The Court also established that the fact that a medicine is not authorised at EU level but only in one Member State does not prevent the Member States in which that product is not authorised from enabling that product to be imported into their territories (article 5(1) of Directive 2001/83/EC). In the case of dihydrochloride trientine, there are national importation schemes that enable the product to be imported lawfully even if it is not authorised in the Member State of importation. This does not constitute “off-label” use, as alleged by the applicant, but the use of the medicinal product in a Member State other than in which it has been authorised in accordance with the therapeutic indications for which the reference product had been authorised. The applicant had tried to show that, despite the existence of regulatory pathways for importing dihydrochloride trientine in most Member States, there were ‘logistic and administrative’ obstacles preventing effective access to the product. The COMP conducted its own inquiry and the results revealed that regulatory mechanisms for importing the product existed in at least 26 Member States, that it could be imported and was in fact imported in accordance with article 5(1) of Directive 2001/83/EC. Furthermore, the COMP reached the conclusion that the survey submitted by the applicant did not sufficiently show that there were availability problems with dihydrochloride trientine and that the lack of reimbursement of said product in the Member State of importation could not be taken into account in the assessment of significant benefit. The Court gave a high probative value to the COMP’s inquiry and concluded that the COMP did not err in law by taking into account the existence of national importation schemes enabling the lawful importation of the reference product.

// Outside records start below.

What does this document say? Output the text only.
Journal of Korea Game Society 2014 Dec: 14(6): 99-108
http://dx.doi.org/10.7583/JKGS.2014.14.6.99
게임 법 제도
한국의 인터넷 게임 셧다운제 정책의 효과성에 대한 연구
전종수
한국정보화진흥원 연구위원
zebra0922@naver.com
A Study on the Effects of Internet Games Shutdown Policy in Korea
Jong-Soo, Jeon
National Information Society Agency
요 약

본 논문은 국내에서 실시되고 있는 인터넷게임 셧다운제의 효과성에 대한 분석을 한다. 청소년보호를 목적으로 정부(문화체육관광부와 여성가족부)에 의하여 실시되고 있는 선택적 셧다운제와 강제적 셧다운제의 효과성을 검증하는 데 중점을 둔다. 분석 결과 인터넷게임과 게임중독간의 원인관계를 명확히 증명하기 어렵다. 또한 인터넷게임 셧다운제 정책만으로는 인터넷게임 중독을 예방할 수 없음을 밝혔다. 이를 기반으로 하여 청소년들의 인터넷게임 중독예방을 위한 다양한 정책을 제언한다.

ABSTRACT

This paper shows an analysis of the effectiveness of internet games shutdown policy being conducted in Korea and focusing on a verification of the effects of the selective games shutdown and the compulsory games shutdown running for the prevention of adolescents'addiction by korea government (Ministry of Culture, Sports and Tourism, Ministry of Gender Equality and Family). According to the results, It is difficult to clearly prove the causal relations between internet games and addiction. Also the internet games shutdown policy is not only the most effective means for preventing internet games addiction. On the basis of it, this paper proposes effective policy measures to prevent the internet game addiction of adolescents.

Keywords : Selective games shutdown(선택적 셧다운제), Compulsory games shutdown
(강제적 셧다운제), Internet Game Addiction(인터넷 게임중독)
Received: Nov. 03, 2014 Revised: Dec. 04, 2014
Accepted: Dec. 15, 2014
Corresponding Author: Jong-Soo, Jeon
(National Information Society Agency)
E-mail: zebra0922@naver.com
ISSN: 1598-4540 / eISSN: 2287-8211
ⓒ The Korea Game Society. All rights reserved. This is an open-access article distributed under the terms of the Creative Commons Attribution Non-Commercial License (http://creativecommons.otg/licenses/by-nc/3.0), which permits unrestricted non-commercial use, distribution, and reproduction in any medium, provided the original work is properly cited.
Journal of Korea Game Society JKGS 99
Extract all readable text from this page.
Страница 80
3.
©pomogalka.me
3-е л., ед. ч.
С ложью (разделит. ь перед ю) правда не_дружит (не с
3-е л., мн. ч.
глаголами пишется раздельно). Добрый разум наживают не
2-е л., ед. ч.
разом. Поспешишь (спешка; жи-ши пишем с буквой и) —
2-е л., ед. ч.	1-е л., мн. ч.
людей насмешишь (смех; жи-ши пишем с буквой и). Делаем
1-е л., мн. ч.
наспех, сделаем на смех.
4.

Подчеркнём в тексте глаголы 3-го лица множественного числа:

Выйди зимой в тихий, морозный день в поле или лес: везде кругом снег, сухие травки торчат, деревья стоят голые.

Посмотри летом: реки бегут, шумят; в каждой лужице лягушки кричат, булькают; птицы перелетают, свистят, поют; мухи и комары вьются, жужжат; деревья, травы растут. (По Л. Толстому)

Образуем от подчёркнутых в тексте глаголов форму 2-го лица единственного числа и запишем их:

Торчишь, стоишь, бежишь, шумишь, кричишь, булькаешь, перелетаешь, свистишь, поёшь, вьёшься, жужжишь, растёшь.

Even though the Court seems to have set a high bar for the purposes of showing details of the supply or availability problem when the argument for significant benefit is based on an increase in supply or availability of the existing medicinal product, the decision is not too surprising if we bear in mind that dihydrochloride trientine had been approved in Europe (albeit in a single Member State) for the treatment of Wilson’s disease since 1985 and that GMP-Orphan only had to carry out two comparative pharmacokinetic studies with cross-over design and a retrospective, single centre cohort survey to support Cuprior’s marketing authorisation application. The outcome for Cuprior may have been different if it had been “truly” worthy of the 10-year orphan market exclusivity reward that the legislator considered necessary to stimulate the research and development required to bring appropriate medicines for rare conditions to the market which would not be developed under normal market conditions.
It remains to be seen whether the decision will be appealed or not.